Pervasive demands for social justice following the death of George Floyd in police custody have penetrated the halls of institutions throughout the country. In academia, dozens of high-profile universities have announced plans to rename campus buildings that bear the names of individuals associated with the country’s racist history. And a similar reckoning has come to institutions that haven’t claimed the media spotlight.
At Queens University of Charlotte, a private religious-affiliated North Carolina school with a total enrollment of 2,500, the university announced on July 2 that Burwell Hall became Queens Hall after a unanimous vote by the Board of Trustees.
The university explained in a public statement that staff members processing archival material uncovered information about Rev. Robert Armistead Burwell and his wife Margaret Anna Burwell having ties to slavery. That discovery led Queens University President Daniel Lugo to commission a task force in 2019 comprised of faculty, staff, students and alumni, “to conduct a comprehensive examination of Queens’ historical links to slavery and its legacies.”
The task force found “clear and conclusive information describing the Burwell couple’s direct and abhorrent actions as slaveholders,” the university stated on its website. “The actions and beliefs upheld by Robert and Margaret Anna Burwell are in deep conflict with Queens’ values today,” Board of Trustees chair-elect Jeff Brown said. “Queens celebrates and embraces diversity and strives to make all students, faculty and visitors feel included.”
Dr. Marcia Chatelain, Provost’s Distinguished Associate Professor of history and African American studies at Georgetown University, who writes extensively on African American culture, says more action must be taken beyond removing names and terms that harken back to the Old South.
“I think these buildings normalize the celebration of the confederacy and they make mundane the harsh realities of the past,” she told Diverse via email.
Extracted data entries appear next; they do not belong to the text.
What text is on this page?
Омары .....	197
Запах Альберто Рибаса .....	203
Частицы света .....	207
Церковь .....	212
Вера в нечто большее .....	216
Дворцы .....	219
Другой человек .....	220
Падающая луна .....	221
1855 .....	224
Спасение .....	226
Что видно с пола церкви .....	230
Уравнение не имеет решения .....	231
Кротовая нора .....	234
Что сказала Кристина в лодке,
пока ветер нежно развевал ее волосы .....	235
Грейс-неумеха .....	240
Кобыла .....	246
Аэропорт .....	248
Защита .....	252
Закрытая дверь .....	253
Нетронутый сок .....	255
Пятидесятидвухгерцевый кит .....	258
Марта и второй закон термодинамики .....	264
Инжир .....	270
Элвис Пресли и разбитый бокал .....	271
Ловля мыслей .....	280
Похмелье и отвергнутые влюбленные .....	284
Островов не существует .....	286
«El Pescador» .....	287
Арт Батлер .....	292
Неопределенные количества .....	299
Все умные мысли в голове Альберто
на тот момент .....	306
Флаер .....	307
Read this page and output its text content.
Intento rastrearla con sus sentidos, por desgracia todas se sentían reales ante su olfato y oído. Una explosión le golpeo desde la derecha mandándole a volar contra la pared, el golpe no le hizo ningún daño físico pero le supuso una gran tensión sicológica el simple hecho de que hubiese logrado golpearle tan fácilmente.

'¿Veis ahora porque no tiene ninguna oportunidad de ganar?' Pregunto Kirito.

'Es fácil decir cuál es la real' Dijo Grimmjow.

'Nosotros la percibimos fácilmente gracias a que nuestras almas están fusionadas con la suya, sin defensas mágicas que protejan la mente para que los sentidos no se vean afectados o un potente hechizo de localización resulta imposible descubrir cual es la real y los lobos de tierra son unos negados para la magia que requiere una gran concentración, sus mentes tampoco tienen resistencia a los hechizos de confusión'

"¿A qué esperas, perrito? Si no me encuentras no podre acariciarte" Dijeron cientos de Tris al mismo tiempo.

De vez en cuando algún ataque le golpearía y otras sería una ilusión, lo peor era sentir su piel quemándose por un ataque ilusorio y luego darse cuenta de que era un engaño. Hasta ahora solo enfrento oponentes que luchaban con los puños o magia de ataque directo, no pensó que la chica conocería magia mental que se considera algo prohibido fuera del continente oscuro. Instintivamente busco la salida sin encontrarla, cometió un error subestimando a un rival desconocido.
Chatelain says renaming structures is not enough. “I only support name changes to the extent that they are part of a holistic examination of how to transform the way that the institution operates,” she said. Chatelain posed a series of questions about the institutions’ commitment to transformation: “How are [their] workers treated? Have plans for reparations for past harms been made? Are abusive and racist people dealt with accordingly?”